ANTLR4:如何匹配行首的多余空格?

发布于 2025-01-13 11:18:56 字数 2525 浏览 1 评论 0原文

我尝试匹配行首的额外空格,但没有成功。如何修改词法分析器规则以匹配?

TestParser.g4:

parser grammar TestParser;

options { tokenVocab=TestLexer; }

root
    : choice+ EOF
    ;

choice:
    QUESTION OPTION+;

TestLexer.g4:

lexer grammar TestLexer;

@lexer::members {
    private boolean aheadIsNotAnOption(IntStream _input) {
        int nextChar = _input.LA(1);
        return nextChar != 'A' && nextChar != 'B' && nextChar != 'C' && nextChar != 'D';
    }
}

QUESTION:                      {getCharPositionInLine() == 0}? DIGIT DOT CONTENT -> pushMode(OPTION_MODE);
OTHER:                         . -> skip;

mode OPTION_MODE;
OPTION:                        OPTION_HEADER DOT CONTENT;
NOT_OPTION_LINE:               NEWLINE SPACE* {aheadIsNotAnOption(_input)}? -> popMode, skip;
OPTION_OTHER:                  OTHER -> skip;

fragment DIGIT:                [0-9]+;
fragment OPTION_HEADER:        [A-D];
fragment CONTENT:              [a-zA-Z0-9 ,.'?/()!]+? {_input.LA(1) == '\n'}?;
fragment DOT:                  '.';
fragment NEWLINE:              '\n';
fragment SPACE:                ' ';

Text:

1.title
A.aaa
B.bbb
 C.ccc
2.title
A.aaa

Java代码:

import org.antlr.v4.runtime.CharStream;
import org.antlr.v4.runtime.CharStreams;
import org.antlr.v4.runtime.CommonTokenStream;
import org.antlr.v4.runtime.Lexer;
import org.antlr.v4.runtime.tree.ParseTree;

import java.io.IOException;
import java.net.URISyntaxException;

public class TestParseTest {

    public static void main(String[] args) throws URISyntaxException, IOException {
        CharStream charStream = CharStreams.fromString("1.title\n" +
                "A.aaa\n" +
                "B.bbb\n" +
                " C.ccc\n" +
                "2.title\n" +
                "A.aaa\n");
        Lexer lexer = new TestLexer(charStream);

        CommonTokenStream tokens = new CommonTokenStream(lexer);
        TestParser parser = new TestParser(tokens);
        ParseTree parseTree = parser.root();

        System.out.println(parseTree.toStringTree(parser));
    }

}

输出如下:

(root (choice 1.title A.aaa B.bbb) (choice 2.title A.aaa) <EOF>)

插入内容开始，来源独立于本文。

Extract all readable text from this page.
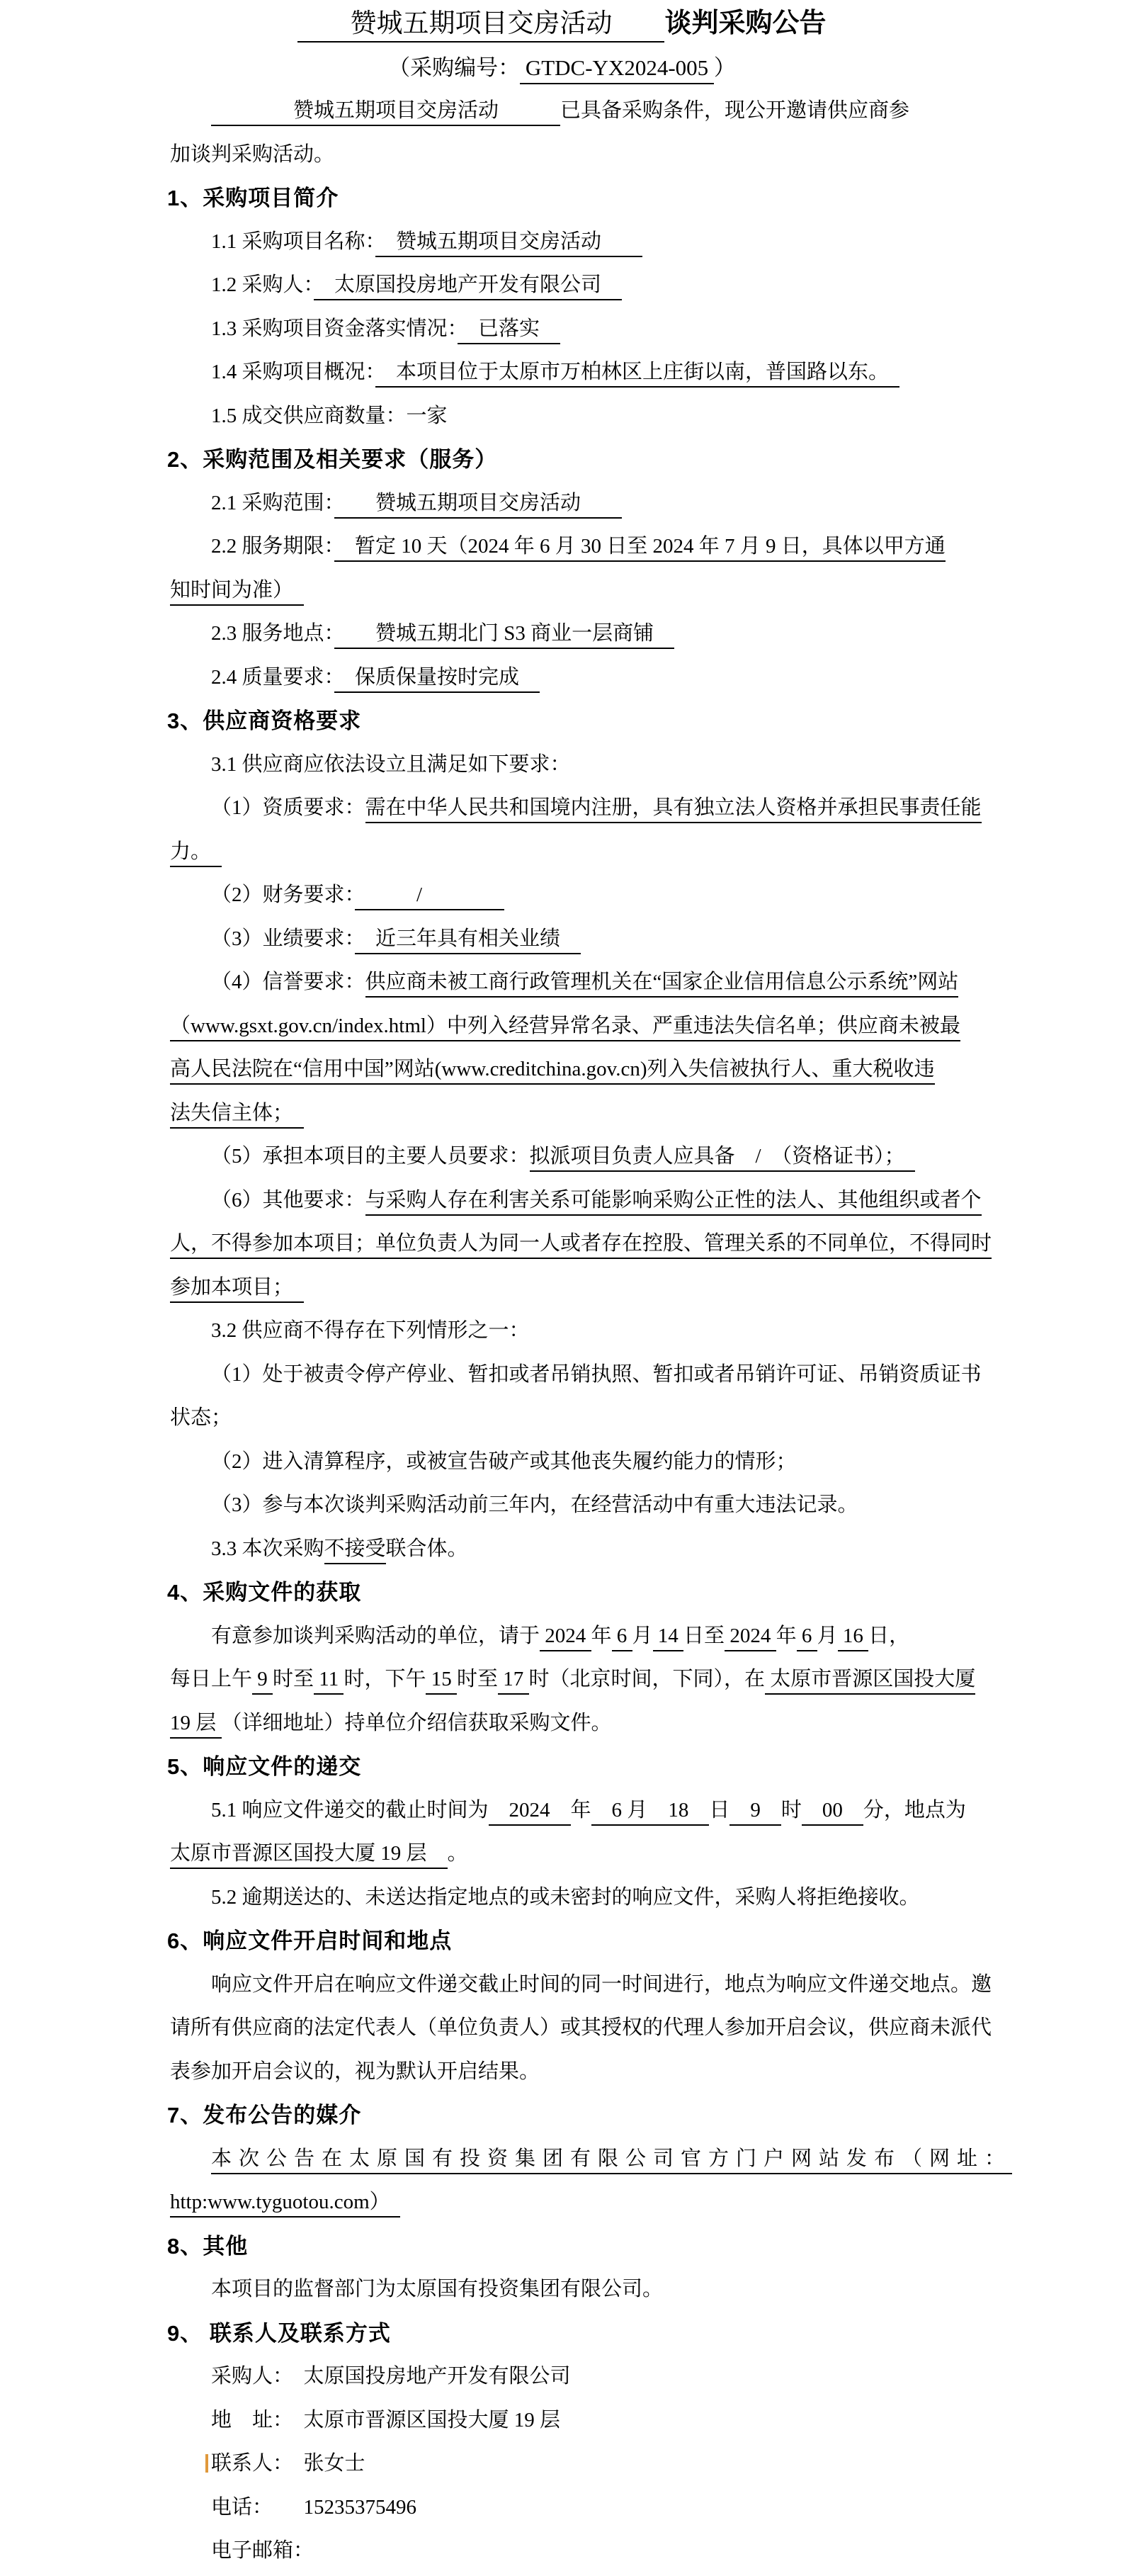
　　赞城五期项目交房活动　　谈判采购公告
（采购编号： GTDC-YX2024-005 ）
　　　　　　赞城五期项目交房活动　　　已具备采购条件，现公开邀请供应商参
加谈判采购活动。
1、采购项目简介
1.1 采购项目名称：　赞城五期项目交房活动　　
1.2 采购人：　太原国投房地产开发有限公司　
1.3 采购项目资金落实情况：　已落实　
1.4 采购项目概况：　本项目位于太原市万柏林区上庄街以南，普国路以东。　
1.5 成交供应商数量：一家
2、采购范围及相关要求（服务）
2.1 采购范围：　　赞城五期项目交房活动　　
2.2 服务期限：　暂定 10 天（2024 年 6 月 30 日至 2024 年 7 月 9 日，具体以甲方通
知时间为准）　
2.3 服务地点：　　赞城五期北门 S3 商业一层商铺　
2.4 质量要求：　保质保量按时完成　
3、供应商资格要求
3.1 供应商应依法设立且满足如下要求：
（1）资质要求：需在中华人民共和国境内注册，具有独立法人资格并承担民事责任能
力。　
（2）财务要求：　　　/　　　　
（3）业绩要求：　近三年具有相关业绩　
（4）信誉要求：供应商未被工商行政管理机关在“国家企业信用信息公示系统”网站
（www.gsxt.gov.cn/index.html）中列入经营异常名录、严重违法失信名单；供应商未被最
高人民法院在“信用中国”网站(www.creditchina.gov.cn)列入失信被执行人、重大税收违
法失信主体；　
（5）承担本项目的主要人员要求：拟派项目负责人应具备　/　（资格证书）；　
（6）其他要求：与采购人存在利害关系可能影响采购公正性的法人、其他组织或者个
人，不得参加本项目；单位负责人为同一人或者存在控股、管理关系的不同单位，不得同时
参加本项目；　
3.2 供应商不得存在下列情形之一：
（1）处于被责令停产停业、暂扣或者吊销执照、暂扣或者吊销许可证、吊销资质证书
状态；
（2）进入清算程序，或被宣告破产或其他丧失履约能力的情形；
（3）参与本次谈判采购活动前三年内，在经营活动中有重大违法记录。
3.3 本次采购不接受联合体。
4、采购文件的获取
有意参加谈判采购活动的单位，请于 2024 年 6 月 14 日至 2024 年 6 月 16 日，
每日上午 9 时至 11 时，下午 15 时至 17 时（北京时间，下同），在 太原市晋源区国投大厦
19 层 （详细地址）持单位介绍信获取采购文件。
5、响应文件的递交
5.1 响应文件递交的截止时间为　2024　年　6 月　18　日　9　时　00　分，地点为
太原市晋源区国投大厦 19 层　。
5.2 逾期送达的、未送达指定地点的或未密封的响应文件，采购人将拒绝接收。
6、响应文件开启时间和地点
响应文件开启在响应文件递交截止时间的同一时间进行，地点为响应文件递交地点。邀
请所有供应商的法定代表人（单位负责人）或其授权的代理人参加开启会议，供应商未派代
表参加开启会议的，视为默认开启结果。
7、发布公告的媒介
本次公告在太原国有投资集团有限公司官方门户网站发布（网址：
http:www.tyguotou.com）　
8、其他
本项目的监督部门为太原国有投资集团有限公司。
9、 联系人及联系方式
采购人：　太原国投房地产开发有限公司
地　址：　太原市晋源区国投大厦 19 层
联系人：　张女士
电话：　　15235375496
电子邮箱：
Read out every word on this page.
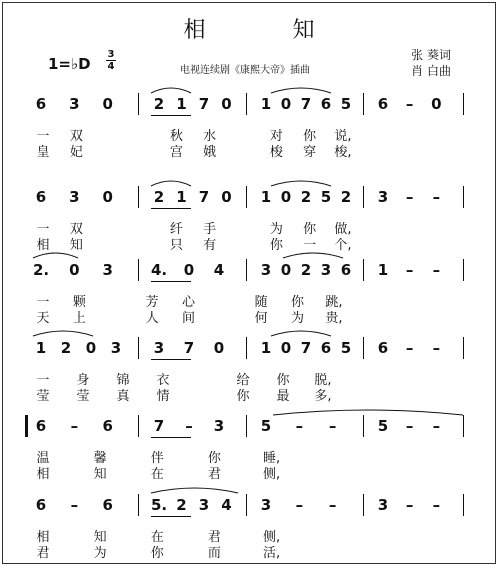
相 知
1=♭D
3
4	电视连续剧《康熙大帝》插曲
张 葵词
肖 白曲
6 3 0	2 1 7 0 1 0 7 6 5 6 – 0
一 双	秋 水	对 你 说,
皇 妃	宫 娥	梭 穿 梭,
6 3 0	2 1 7 0 1 0 2 5 2 3 – –
一 双	纤 手	为 你 做,
相 知	只 有	你 一 个,
2. 0 3	4. 0 4 3 0 2 3 6 1 – –
一 颗	芳 心	随 你 跳,
天 上	人 间	何 为 贵,
1 2 0 3 3 7 0 1 0 7 6 5 6 – –
一 身 锦 衣	给 你 脱,
莹 莹 真 情	你 最 多,
6 – 6	7 – 3 5 – –	5 – –
温	馨	伴	你	睡,
相	知	在	君	侧,
6 – 6	5. 2 3 4 3 – –	3 – –
相	知	在	君	侧,
君	为	你	而	活,
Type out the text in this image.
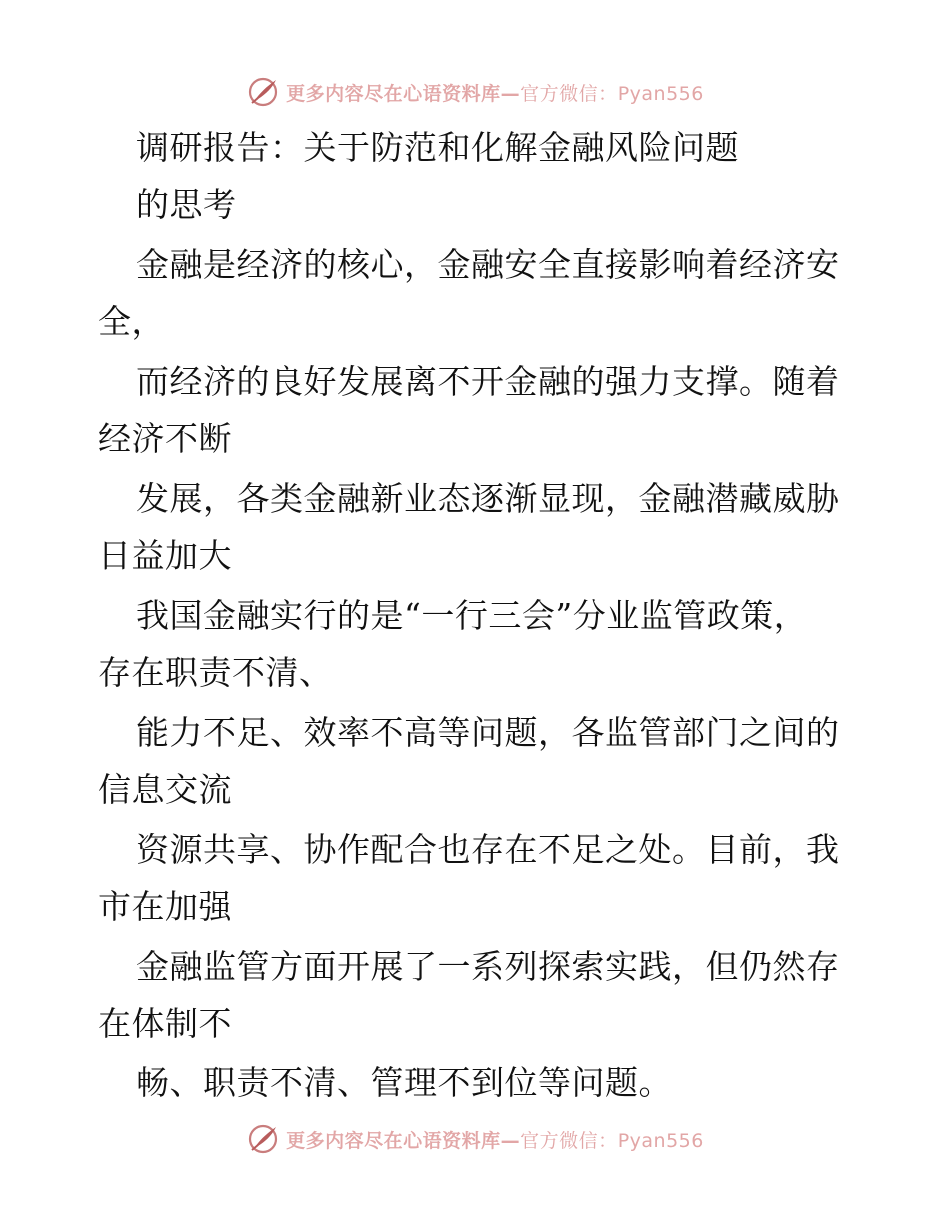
更多内容尽在心语资料库—官方微信：Pyan556
调研报告：关于防范和化解金融风险问题
的思考
金融是经济的核心，金融安全直接影响着经济安
全，
而经济的良好发展离不开金融的强力支撑。随着
经济不断
发展，各类金融新业态逐渐显现，金融潜藏威胁
日益加大
我国金融实行的是“一行三会”分业监管政策，
存在职责不清、
能力不足、效率不高等问题，各监管部门之间的
信息交流
资源共享、协作配合也存在不足之处。目前，我
市在加强
金融监管方面开展了一系列探索实践，但仍然存
在体制不
畅、职责不清、管理不到位等问题。
更多内容尽在心语资料库—官方微信：Pyan556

思路是,当OPTION_MODE中遇到非选项行时,会弹出模式,现在当行首有一个多余的空格,与预期不匹配。

看来C.ccc之前的\nNOT_OPTION_LINE匹配导致模式弹出?我希望 C.cccOPTION 匹配,谢谢。

I tried to match the extra space at the beginning of the line, but it didn't work. How to modify the lexer rule to match?

TestParser.g4:

parser grammar TestParser;

options { tokenVocab=TestLexer; }

root
    : choice+ EOF
    ;

choice:
    QUESTION OPTION+;

TestLexer.g4:

lexer grammar TestLexer;

@lexer::members {
    private boolean aheadIsNotAnOption(IntStream _input) {
        int nextChar = _input.LA(1);
        return nextChar != 'A' && nextChar != 'B' && nextChar != 'C' && nextChar != 'D';
    }
}

QUESTION:                      {getCharPositionInLine() == 0}? DIGIT DOT CONTENT -> pushMode(OPTION_MODE);
OTHER:                         . -> skip;

mode OPTION_MODE;
OPTION:                        OPTION_HEADER DOT CONTENT;
NOT_OPTION_LINE:               NEWLINE SPACE* {aheadIsNotAnOption(_input)}? -> popMode, skip;
OPTION_OTHER:                  OTHER -> skip;

fragment DIGIT:                [0-9]+;
fragment OPTION_HEADER:        [A-D];
fragment CONTENT:              [a-zA-Z0-9 ,.'?/()!]+? {_input.LA(1) == '\n'}?;
fragment DOT:                  '.';
fragment NEWLINE:              '\n';
fragment SPACE:                ' ';

Text:

1.title
A.aaa
B.bbb
 C.ccc
2.title
A.aaa

Java code:

import org.antlr.v4.runtime.CharStream;
import org.antlr.v4.runtime.CharStreams;
import org.antlr.v4.runtime.CommonTokenStream;
import org.antlr.v4.runtime.Lexer;
import org.antlr.v4.runtime.tree.ParseTree;

import java.io.IOException;
import java.net.URISyntaxException;

public class TestParseTest {

    public static void main(String[] args) throws URISyntaxException, IOException {
        CharStream charStream = CharStreams.fromString("1.title\n" +
                "A.aaa\n" +
                "B.bbb\n" +
                " C.ccc\n" +
                "2.title\n" +
                "A.aaa\n");
        Lexer lexer = new TestLexer(charStream);

        CommonTokenStream tokens = new CommonTokenStream(lexer);
        TestParser parser = new TestParser(tokens);
        ParseTree parseTree = parser.root();

        System.out.println(parseTree.toStringTree(parser));
    }

}

The output is as follows:

(root (choice 1.title A.aaa B.bbb) (choice 2.title A.aaa) <EOF>)

The idea is that when a non-option line is encountered in OPTION_MODE, the mode will pop up, and now when there is an extra space at the beginning of the line, it is not matched as expected.

It seems that the \n before C.ccc matches NOT_OPTION_LINE causing the mode to pop up? I want C.ccc to match as OPTION, thanks.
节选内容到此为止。